Домушники, разжившись серебряными и золотыми изделиями, спустя минут пятнадцать после совершения кражи старались сбыть их скупщикам краденого, после чего похищенные вещи незамедлительно отправляли в переплавку с тем, чтобы замести все следы. Фальшивомонетчики, используя хитроумные методы, получали нужные сплавы из старых ложек, разливали металл в готовые формы и использовали гальваническое покрытие, чтобы монеты выглядели как настоящие, для чего применялись азотная и серная кислота, цианид, медь и гальваническая батарея. При полицейских облавах все это было достаточно опасно; бывали случаи, когда фальшивомонетчики использовали против полицейских кислоту. Некоторые преступники пользовались таким ужасным оружием, как азотная кислота.[857]
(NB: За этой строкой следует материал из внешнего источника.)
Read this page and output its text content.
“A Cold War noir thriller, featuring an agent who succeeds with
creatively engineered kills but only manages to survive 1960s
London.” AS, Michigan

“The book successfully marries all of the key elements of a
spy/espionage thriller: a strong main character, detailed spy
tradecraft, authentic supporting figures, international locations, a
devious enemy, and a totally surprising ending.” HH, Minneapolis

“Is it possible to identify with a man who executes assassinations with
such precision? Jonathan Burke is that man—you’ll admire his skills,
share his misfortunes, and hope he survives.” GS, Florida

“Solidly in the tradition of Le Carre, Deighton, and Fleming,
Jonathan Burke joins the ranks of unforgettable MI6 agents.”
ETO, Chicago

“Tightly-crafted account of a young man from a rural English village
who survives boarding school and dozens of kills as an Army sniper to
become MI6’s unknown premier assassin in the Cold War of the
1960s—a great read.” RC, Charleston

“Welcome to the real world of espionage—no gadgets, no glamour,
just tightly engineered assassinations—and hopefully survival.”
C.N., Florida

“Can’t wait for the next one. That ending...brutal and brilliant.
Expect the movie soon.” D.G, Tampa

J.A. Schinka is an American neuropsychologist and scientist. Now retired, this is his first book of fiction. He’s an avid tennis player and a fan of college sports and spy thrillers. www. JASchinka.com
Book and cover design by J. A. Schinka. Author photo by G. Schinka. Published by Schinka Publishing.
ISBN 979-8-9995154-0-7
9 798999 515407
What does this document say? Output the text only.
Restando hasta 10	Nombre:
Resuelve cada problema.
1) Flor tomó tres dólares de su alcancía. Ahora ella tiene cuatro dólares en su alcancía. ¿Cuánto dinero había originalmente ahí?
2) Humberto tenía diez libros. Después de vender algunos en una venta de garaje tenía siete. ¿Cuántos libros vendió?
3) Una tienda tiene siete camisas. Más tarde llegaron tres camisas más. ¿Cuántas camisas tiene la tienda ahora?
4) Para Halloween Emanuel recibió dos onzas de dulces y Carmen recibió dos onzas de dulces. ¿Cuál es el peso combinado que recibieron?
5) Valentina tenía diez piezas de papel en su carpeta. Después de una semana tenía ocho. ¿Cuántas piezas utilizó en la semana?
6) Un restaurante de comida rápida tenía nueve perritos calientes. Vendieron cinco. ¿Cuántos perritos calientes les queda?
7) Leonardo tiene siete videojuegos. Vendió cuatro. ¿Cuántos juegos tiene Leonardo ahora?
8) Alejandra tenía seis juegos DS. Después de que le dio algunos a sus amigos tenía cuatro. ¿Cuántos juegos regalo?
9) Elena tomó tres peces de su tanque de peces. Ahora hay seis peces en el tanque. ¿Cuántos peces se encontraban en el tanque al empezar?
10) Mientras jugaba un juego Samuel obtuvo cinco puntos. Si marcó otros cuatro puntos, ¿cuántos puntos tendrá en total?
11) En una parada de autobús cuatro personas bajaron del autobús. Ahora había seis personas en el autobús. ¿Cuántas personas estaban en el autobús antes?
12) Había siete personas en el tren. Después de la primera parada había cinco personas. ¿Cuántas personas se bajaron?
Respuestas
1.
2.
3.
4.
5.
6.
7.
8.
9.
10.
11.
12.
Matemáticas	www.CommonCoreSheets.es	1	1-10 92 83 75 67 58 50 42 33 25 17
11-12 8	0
«Преступность стала повальным бедствием… Лондон перестал быть городом, по которому можно беззаботно разгуливать ночью, засунув руки в карманы», — писал один французский турист в 1866 году.[858] Даже днем в благополучных районах было не безопасно. В 1862 году Хью Пилкингтон, член парламента, шел по Пэлл-Мэлл средь бела дня, когда двое бандитов напали на него, слегка «придушили», и пока один избивал его, другой забрал у него часы.[859] В том же году один француз прогуливался часа в 4 дня по Гайд-парку, где на него напали четверо грабителей. Они не подозревали, что этот человек служил во французской армии. Он уложил ударами двух нападавших, а двое других убежали. «Не всякому же довелось служить в полку зуавов».[860]
* * *
Налоговую службу обычно не принято считать опасной деятельностью, но в 1861 году один несчастный служащий погиб от руки человека, с которого он намеревался получить налог за содержание собаки.[861] Дуэли находились вне закона, но в 1843 году лейтенант Манро и его шурин полковник Фосетт после глупой ссоры задумали стреляться в поле вблизи Камден-роуд, и, к несчастью, Фосетт был убит. Манро «сам явился с повинной, после следствия его приговорили к смерти, но королева смягчила наказание до 12 месяцев заключения в Ньюгейтской тюрьме».[862] Карл Маркс был настолько возмущен плохим судебным расследованием этого дела, что грозился вызвать тех, кто им занимался, на дуэль, но почему-то никто его вызова не принял — к счастью, поскольку он был настолько близорук, что наверняка бы промахнулся.[863]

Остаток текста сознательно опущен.